Wisconsin locks up a higher rate of black men than any other state in the country: 13 percent of black men in Wisconsin are incarcerated, which is nearly double the national rate, and almost half of all black men in Wisconsin have been jailed by age 30. These disparities can be attributed, in part, to tough-on-crime measures that Walker pushed as a young state legislator in the 1990s representing a majority-white suburb adjoining majority-minority Milwaukee. Taking a page from the American Legislative Exchange Council (ALEC), Walker pushed ALEC's Truth in Sentencing bill into law in 1998, which eliminated parole and early release, and had the effect of exploding the state's prison populations--and disproportionately filling those prisons with people of color. Walker also tried to privatize the state's prisons and house the state prisoners in out-of-state private facilities, which would have benefited ALEC funders like Corrections Corporation of America, and also sponsored an array of bills to impose mandatory minimum sentences on a long list of non-violent offenses, and even to introduce chain gangs and prison labor.

After Walker left the Assembly in 2002 to become Milwaukee County Executive, the state legislature began rolling-back his truth-in-sentencing law. But when Walker entered the governor's office in 2011, he reversed this progress and pushed for the full restoration of the ALEC truth-in-sentencing requirements. During Walker's tenure as governor, state spending on corrections eclipsed spending on higher education for the first time.

Milwaukee is the most segregated city in America: Milwaukee is among the most segregated cities in the country, and the cities schools are also among the most segregated. Although the U.S. Supreme Court ordered school desegregation in the landmark 1954 Brown v. Board of Education decision, segregation persisted in Milwaukee, and it wasn't until the late 1970s that federal courts ordered the city's schools to integrate. A voluntary racial integration program known as Chapter 220 was implemented in 1977 to transfer students of color to suburban schools, and white suburban students to city schools, and for a time, it was successful in helping reduce segregation--Milwaukee's schools were among the country's most integrated in the 1980s and 1990s--but it was undermined by race-neutral "school choice" measures and never updated to adapt to changing conditions. Walker's latest budget cut funding for the Chapter 220 program altogether.

Today, Milwaukee's schools are as segregated as they were in the 1960s.

Besides exploiting racial tensions for electoral gain, as governor he has run roughshod over the decisions of Milwaukee's residents.

"Walker has consistently shown hostility towards Milwaukee," Epps-Addison said. "Every time that the community has tried to pass policies to improve their condition, Walker has blocked them at every turn."

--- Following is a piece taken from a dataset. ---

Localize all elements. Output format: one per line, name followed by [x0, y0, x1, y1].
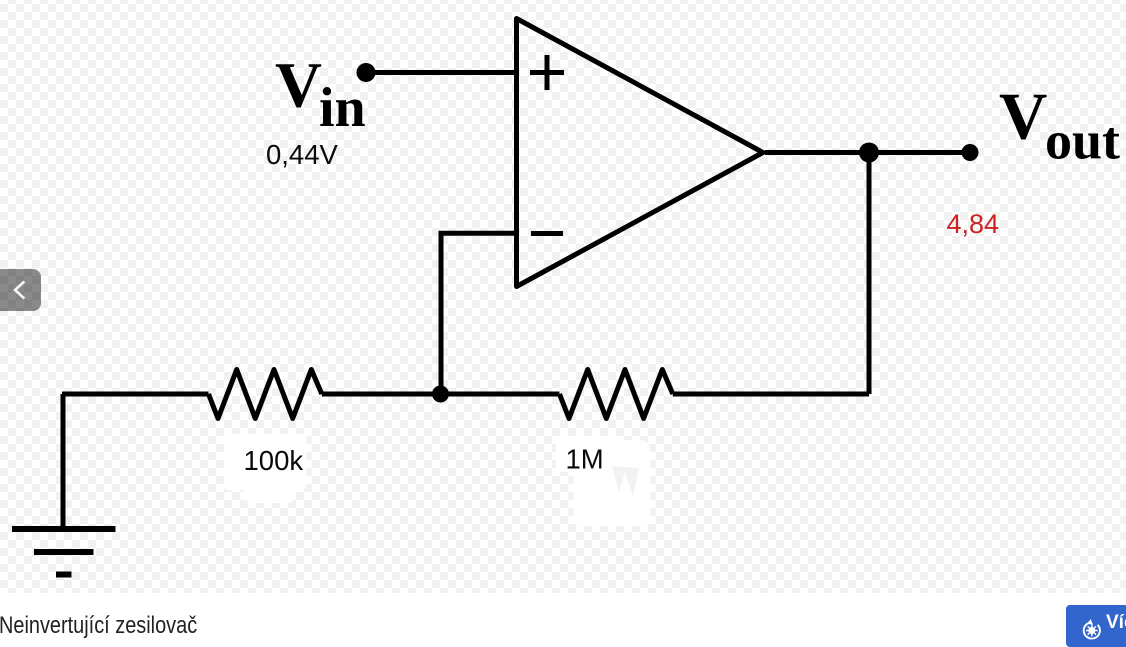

He pushed a bill blocking the paid sick days law that Milwaukee voters had enacted with overwhelming support, and which would have particularly benefited workers of color in the city. His budget eliminated residency requirements for municipal workers. He signed a series of sweeping changes to landlord-tenant law, giving more power to landlords and barring cities like Milwaukee and Madison from enacting their own protections for tenant rights.

"Walker has a lot of explaining to do, and he should do that before selling this false promise of unity," Epps-Addison said.